Heureusement pour eux, ils étaient tous les deux dans le temple de leur élément et leurs pouvoirs étaient à leur paroxysme. La blessure du rouquin guérit immédiatement et il put cautériser l'arcade de son allié afin qu'il ne se vide pas de son sang en quelques minutes. Enfin, d'un violent mouvement, il lui remit l'épaule en place, faisant grogner de douleur le colosse. Lorsqu'ils eurent fini de se soigner, ils adressèrent un geste pour rassurer leurs amis. Ces derniers, à une bonne cinquantaine de mètres, reprirent leurs souffles.

— Vous allez bien ? cria Raiyo qui avait assisté à la scène en se rongeant les ongles.

Il était tellement inquiet qu'il avait failli attaquer ses phalanges tandis qu'ils se remettaient de leur chute.

— Nous, ça va. Mais on dirait que Fubuki s'est évanouie. Elle a l'air d'aller encore plus mal qu'hier, lui répondit Hono en s'inquiétant pour celle qui faisait battre secrètement son cœur.

— Le temple a dû avoir raison de ses dernières forces, répliqua Kobura. Il me semble trop dangereux d'essayer de vous rejoindre. Continuez par le chemin qui s'offre à vous et nous allons faire de même pour celui-ci, ajouta-t-il en indiquant le tunnel qui s'offrait à lui et ses deux compagnons de fortune.

— On finira bien par les retrouver, indiqua Asura afin de rassurer le rouquin.

— Je me doute. Mais j'aurais aimé ramener Fubuki au village pour qu'elle se repose.

— Ne t'en fais pas, je vais m'assurer de sa protection.

Hono lança un regard vers le visage de l'enfant divin de la glace. Son visage semblait tourmenté et elle était couverte de sueur. D'un geste tendre, il essuya les gouttes qui ruisselaient sur son front et soupira.

— De toute façon, nous n'avons pas le choix. Dépêchons-nous de récupérer mon arme !

Et sur ces mots, il prit la tête de leur trio, s'enfonçant dans le boyau rocheux qui s'offrait à eux.

De son côté, Raiyo vit disparaître son ami ainsi que celle qu'il aimait d'un mauvais œil. Cependant, il ne pouvait rien faire, ce qui l'agaçait encore plus.
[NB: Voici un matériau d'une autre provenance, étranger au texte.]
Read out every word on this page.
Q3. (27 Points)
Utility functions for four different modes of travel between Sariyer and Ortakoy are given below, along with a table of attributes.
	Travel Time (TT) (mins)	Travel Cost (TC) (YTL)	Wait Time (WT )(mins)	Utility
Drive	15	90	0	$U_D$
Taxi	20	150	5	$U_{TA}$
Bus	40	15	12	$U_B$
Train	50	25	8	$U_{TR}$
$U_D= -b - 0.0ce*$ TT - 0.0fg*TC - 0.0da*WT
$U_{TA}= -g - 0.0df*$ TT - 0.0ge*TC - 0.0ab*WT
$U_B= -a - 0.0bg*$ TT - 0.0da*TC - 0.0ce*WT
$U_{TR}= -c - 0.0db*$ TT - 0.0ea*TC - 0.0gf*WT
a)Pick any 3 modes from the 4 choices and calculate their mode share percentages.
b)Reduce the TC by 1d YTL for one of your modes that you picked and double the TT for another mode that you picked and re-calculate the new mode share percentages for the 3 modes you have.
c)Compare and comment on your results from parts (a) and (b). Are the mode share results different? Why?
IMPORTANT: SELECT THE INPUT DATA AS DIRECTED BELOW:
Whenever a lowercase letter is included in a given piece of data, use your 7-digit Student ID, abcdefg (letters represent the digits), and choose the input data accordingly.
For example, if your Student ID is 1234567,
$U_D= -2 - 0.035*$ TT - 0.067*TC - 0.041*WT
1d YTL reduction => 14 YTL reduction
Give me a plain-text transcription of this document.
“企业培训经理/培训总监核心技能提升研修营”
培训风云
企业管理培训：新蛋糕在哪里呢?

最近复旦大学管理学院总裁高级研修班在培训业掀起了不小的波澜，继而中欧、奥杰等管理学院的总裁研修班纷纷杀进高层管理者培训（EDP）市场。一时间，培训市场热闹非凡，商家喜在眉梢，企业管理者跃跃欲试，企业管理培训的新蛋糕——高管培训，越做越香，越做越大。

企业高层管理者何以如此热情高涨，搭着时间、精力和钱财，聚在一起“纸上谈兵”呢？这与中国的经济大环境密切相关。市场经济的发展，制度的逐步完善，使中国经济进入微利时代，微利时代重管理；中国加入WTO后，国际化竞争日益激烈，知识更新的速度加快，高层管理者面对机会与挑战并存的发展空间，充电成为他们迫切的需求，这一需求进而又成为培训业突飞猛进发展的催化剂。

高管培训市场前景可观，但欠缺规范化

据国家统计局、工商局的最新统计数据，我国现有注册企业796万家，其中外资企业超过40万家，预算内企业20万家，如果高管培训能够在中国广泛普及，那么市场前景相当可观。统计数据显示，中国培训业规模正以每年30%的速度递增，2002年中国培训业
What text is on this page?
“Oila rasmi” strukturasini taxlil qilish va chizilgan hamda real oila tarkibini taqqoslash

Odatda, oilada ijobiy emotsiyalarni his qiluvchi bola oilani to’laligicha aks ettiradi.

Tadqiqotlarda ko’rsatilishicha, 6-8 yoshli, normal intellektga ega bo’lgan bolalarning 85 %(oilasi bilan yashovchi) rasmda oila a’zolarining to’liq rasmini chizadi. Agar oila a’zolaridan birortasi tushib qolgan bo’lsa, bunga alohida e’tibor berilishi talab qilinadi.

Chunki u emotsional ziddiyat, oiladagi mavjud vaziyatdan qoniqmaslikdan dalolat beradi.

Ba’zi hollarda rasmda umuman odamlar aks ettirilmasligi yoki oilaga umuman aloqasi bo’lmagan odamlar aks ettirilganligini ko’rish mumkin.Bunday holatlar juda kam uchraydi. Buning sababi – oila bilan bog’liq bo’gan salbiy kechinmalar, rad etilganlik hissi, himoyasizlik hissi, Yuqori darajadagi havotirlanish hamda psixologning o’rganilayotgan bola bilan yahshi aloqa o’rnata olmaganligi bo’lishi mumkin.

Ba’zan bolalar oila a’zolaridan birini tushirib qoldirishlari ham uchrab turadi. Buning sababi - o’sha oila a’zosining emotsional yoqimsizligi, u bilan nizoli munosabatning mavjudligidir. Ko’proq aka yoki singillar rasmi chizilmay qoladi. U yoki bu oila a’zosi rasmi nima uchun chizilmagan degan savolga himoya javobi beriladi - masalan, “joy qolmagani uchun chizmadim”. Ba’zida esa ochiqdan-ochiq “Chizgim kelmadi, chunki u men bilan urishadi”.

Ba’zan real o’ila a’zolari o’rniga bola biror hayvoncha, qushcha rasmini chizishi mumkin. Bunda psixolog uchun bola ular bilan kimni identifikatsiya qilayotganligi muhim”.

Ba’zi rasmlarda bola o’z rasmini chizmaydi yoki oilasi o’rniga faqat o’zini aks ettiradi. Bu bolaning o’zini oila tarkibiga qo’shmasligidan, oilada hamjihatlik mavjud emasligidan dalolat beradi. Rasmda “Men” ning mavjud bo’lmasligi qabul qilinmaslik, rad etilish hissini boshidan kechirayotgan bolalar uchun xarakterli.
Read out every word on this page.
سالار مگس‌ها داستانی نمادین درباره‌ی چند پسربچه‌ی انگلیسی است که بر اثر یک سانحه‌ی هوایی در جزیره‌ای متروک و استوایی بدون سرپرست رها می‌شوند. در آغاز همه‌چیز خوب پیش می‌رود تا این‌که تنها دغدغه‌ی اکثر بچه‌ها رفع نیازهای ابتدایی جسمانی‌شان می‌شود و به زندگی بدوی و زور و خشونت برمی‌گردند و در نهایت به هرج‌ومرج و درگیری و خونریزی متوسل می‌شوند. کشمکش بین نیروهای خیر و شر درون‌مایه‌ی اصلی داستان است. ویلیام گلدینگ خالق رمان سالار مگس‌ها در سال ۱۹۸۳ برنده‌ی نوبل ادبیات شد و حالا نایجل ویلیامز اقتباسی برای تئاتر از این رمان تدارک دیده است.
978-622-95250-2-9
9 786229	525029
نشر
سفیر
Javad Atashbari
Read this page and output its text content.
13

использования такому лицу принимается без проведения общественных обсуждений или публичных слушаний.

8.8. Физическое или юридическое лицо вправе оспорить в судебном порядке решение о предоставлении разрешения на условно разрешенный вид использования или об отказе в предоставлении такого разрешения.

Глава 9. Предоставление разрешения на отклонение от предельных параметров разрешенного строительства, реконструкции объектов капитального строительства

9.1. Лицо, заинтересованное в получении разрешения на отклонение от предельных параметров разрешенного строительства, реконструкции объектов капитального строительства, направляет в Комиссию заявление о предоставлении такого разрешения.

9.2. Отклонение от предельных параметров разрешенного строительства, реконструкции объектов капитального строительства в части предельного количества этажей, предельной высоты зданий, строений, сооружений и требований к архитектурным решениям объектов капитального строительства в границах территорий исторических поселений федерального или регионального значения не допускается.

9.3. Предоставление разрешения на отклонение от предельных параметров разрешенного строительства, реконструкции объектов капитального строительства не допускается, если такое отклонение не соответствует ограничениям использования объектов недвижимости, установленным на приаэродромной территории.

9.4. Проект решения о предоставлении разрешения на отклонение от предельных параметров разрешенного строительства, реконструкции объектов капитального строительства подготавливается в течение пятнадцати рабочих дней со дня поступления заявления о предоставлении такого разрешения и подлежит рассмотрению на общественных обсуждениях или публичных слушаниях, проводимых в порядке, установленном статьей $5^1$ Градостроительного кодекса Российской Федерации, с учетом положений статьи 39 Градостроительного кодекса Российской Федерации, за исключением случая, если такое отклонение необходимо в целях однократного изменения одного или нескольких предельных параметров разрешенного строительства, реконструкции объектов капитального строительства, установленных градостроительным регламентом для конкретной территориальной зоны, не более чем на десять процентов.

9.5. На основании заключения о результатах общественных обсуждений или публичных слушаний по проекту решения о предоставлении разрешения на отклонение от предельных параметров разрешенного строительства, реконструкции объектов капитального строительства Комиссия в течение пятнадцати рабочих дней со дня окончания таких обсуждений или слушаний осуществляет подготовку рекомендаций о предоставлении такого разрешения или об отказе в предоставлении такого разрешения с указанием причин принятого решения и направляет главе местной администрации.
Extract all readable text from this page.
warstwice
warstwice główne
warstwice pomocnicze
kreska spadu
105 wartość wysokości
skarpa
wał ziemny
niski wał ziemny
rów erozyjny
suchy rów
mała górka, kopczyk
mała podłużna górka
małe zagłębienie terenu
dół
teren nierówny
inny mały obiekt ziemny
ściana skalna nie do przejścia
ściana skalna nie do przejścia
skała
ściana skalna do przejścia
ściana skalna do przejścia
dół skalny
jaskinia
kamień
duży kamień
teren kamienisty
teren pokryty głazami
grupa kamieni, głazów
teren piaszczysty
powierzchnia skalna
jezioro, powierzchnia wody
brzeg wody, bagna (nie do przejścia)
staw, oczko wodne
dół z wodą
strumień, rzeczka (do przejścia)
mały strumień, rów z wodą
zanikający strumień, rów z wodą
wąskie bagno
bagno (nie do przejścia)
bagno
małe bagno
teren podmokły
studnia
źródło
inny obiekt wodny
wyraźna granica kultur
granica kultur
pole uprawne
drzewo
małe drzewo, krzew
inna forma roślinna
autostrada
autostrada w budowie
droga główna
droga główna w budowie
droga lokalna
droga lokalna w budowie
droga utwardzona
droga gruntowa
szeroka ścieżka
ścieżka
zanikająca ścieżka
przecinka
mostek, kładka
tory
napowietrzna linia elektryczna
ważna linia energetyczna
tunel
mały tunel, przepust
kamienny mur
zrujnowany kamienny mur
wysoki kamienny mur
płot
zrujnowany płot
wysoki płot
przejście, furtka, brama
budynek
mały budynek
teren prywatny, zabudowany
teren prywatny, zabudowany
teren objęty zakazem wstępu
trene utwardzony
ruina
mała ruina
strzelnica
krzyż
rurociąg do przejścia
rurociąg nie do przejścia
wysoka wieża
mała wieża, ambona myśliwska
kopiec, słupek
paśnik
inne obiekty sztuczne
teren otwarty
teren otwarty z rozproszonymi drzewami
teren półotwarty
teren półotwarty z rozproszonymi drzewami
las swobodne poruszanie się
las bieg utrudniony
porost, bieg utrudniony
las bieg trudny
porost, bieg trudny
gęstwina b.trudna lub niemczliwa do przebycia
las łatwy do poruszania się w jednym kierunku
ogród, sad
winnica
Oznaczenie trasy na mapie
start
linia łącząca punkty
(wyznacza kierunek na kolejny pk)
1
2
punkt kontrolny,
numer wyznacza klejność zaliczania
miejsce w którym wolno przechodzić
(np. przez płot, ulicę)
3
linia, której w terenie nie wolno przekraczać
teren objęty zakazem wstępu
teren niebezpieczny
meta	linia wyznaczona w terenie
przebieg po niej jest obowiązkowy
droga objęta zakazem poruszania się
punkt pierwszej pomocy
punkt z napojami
— Raiyo, il nous faut progresser, dit gentiment Genkaï. Si nous nous hâtons suffisamment, nous aurons achevé notre quête assez rapidement afin que Fubuki ne soit pas trop épuisée.

— Je sais bien mais je reste inquiet pour elle, lui répondit le jeune homme.

— Elle est entre de bonnes mains, le rassura Kobura. Allez, avançons si nous ne voulons pas nous faire distancer. Après tout, nous devons sécuriser le chemin du retour pour les autres, surtout si Fubuki est dans le mal, ajouta-t-il.

L'idée d'être utile mais surtout de permettre à son amie d'enfance de revenir saine et sauve emplit le cerveau de l'enfant divin de la foudre qui se hâta en direction de l'autre côté du pont. Genkaï lui emboîta le pas et Kobura ferma la marche, un petit sourire amusé au coin de la commissure de la bouche.